Sustainable Oxide Electrocatalyst for Hydrogen- and Oxygen-Evolution Reactions

An electrocatalyst for water splitting based on earth-abundant metals is reported. This perovskite-oxide catalyst, CaSrFe0.75Co0.75Mn0.5O6-delta (CSFCM), is examined using both experimental and computational methods. It demonstrates a combination of properties, which include (a) very high activity for the oxygen-evolution reaction with an overpotential of eta = 0.19 V at 10 mA/cm(2), (b) high stability over 1000 cycles of catalysis, (c) the ability to catalyze the hydrogen-evolution reaction effectively in both acidic and basic conditions, and (d) catalytic activity as a single-phase bulk material without the need for any additional processing, multicomponent composite preparation, or nanofabrication.
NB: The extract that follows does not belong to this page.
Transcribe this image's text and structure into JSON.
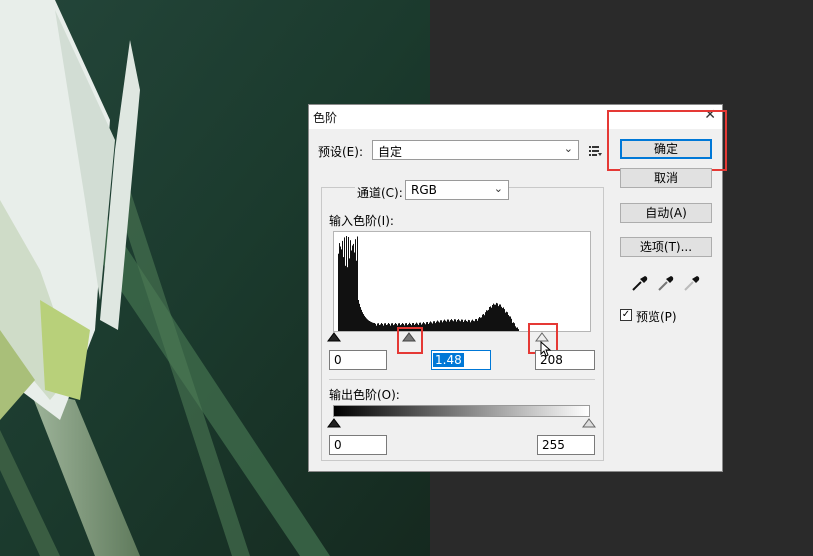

Therefore, the catalytic activity of CSFCM is intrinsic, making it a good benchmark compound for future studies of electrocatalytic parameters. This work also highlights the impact of systematic structural design on electrocatalytic activity. Results from density functional theory calculations indicate that in addition to an optimal e(g) occupancy of similar to 1, an additional descriptor, i.e., maximizing the number of free e(g) carriers, correlates with the electrocatalytic activity.